Stanford Professor Addresses Elder Care Crisis


Stanford’s Graduate School of Business recently published an article by Lee Simmons about the tenuous state of elder care, which can only serve 10 percent of the elderly American population who have insurance.

Stanford Economics professor Chris Tonetti recently co-authored a paper that pushes back against the perception that people don’t save for retirement because they don’t care about their quality of life in old age. He and his co-authors argue that this enormous coverage gap actually demonstrates a huge “unmet demand for long-term care insurance.”

Tonetti surveyed nearly 1,000 Vanguard Research Initiative (a collaborative project with the University of Michigan and New York University) clients about a “simple insurance product” he and his fellow researchers concocted. In this “state-contingent asset,” customers would pay fixed premiums, and if they ever needed help with daily activities, they’d get a certain amount of money each month to pay for it.
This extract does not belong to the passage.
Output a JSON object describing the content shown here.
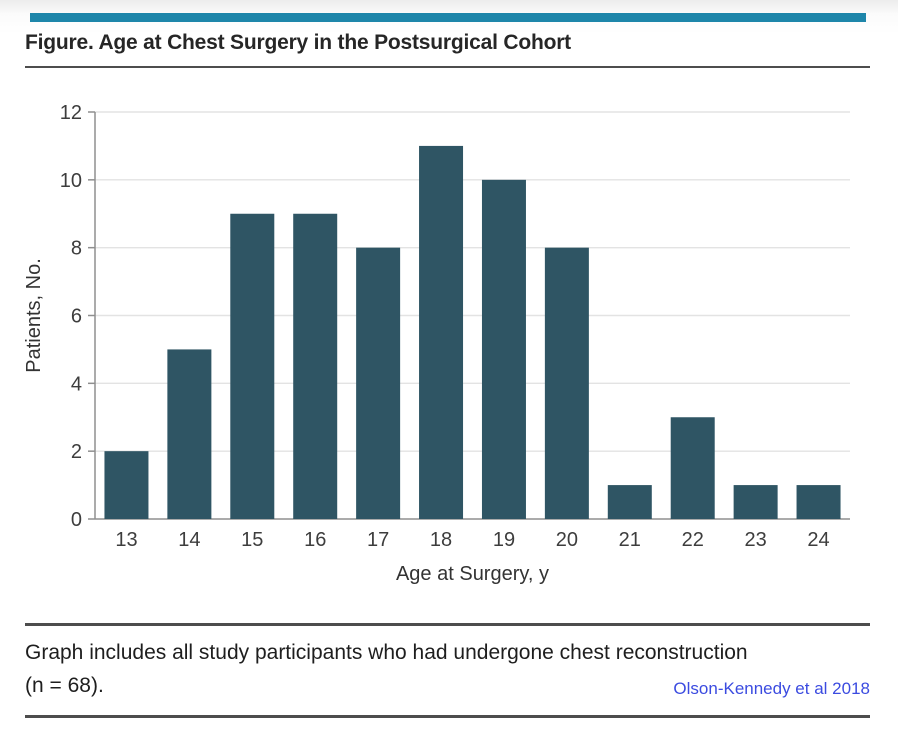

What they discovered was that 60 percent of surveyed consumers would snap up their fictitious plan in a heartbeat because available insurance policies “don’t eliminate the financial risk of late-in-life care.” The concerns, often, don’t become too obvious until later in life. One in three Americans, on average, enter into a nursing home at some point in life, which costs around $92,000 per year.
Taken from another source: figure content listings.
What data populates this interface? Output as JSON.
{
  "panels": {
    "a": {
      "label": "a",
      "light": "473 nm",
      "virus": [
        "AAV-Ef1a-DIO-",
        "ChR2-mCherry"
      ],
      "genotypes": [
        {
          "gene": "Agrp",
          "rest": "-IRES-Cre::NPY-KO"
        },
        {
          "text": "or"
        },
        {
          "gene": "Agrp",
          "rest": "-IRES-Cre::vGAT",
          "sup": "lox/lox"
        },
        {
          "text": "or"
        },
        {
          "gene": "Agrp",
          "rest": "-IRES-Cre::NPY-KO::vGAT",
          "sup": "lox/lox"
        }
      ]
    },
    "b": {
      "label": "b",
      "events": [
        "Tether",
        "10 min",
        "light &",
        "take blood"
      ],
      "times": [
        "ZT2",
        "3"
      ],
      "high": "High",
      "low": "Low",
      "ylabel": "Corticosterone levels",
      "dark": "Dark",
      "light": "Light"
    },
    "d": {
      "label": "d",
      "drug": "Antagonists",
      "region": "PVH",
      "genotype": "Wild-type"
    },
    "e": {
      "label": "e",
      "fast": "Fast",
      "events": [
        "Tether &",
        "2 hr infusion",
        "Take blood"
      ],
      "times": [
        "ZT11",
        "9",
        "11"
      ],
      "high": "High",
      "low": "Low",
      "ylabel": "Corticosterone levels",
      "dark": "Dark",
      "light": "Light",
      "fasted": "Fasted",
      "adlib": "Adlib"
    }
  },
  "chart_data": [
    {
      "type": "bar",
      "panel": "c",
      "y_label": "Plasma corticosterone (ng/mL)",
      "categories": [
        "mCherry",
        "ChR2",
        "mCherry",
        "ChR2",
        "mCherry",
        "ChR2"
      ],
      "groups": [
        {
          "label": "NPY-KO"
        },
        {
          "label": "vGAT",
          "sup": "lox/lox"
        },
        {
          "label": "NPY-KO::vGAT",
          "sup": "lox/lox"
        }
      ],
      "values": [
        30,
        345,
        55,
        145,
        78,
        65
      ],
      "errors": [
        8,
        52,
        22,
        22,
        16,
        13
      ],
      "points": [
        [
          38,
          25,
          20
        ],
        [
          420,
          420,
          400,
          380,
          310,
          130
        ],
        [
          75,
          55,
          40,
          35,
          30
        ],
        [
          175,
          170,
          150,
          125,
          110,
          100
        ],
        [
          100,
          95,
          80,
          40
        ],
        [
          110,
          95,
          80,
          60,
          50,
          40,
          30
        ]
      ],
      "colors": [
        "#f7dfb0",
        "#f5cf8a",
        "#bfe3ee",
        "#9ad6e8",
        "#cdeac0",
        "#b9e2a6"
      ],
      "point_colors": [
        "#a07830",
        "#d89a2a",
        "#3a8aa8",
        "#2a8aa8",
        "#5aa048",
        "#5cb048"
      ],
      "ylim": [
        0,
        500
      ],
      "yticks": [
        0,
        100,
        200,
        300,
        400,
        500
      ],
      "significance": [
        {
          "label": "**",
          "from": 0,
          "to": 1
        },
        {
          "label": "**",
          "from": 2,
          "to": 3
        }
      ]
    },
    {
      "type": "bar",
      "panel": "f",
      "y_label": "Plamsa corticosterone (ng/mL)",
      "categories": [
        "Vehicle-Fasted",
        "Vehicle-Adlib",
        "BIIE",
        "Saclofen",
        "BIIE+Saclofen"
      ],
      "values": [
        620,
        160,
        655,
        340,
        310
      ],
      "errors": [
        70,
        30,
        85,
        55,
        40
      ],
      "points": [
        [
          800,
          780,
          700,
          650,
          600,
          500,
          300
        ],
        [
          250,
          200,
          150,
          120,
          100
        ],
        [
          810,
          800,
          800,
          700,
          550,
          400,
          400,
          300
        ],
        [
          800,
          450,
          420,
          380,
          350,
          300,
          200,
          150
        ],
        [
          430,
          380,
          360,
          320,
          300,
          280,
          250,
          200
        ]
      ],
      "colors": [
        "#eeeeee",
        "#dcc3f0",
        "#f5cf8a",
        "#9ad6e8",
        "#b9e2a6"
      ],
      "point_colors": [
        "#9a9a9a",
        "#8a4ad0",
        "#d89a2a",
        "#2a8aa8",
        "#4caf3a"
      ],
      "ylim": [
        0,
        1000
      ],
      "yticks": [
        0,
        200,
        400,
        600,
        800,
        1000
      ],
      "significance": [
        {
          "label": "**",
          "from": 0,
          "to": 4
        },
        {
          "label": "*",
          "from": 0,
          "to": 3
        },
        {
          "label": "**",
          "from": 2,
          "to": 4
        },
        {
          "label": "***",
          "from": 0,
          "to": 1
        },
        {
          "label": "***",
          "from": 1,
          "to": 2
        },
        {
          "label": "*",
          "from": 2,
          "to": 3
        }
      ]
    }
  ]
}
The article mentions two major concerns with regard to common insurance policies:

  1. Premiums are too high relative to benefits.
  2. They don’t eliminate risk. Tonetti says these common policies “work on a reimbursement model. You pay for the care yourself and then hope to get your money back.” Insurance companies are notoriously combative about claims. “It can get adversarial and you might be in no shape to fight back or might be dying and have a short horizon.”

Tonetti explains, “The demand is there for good long-term care insurance. The problem is, the industry isn’t offering it.”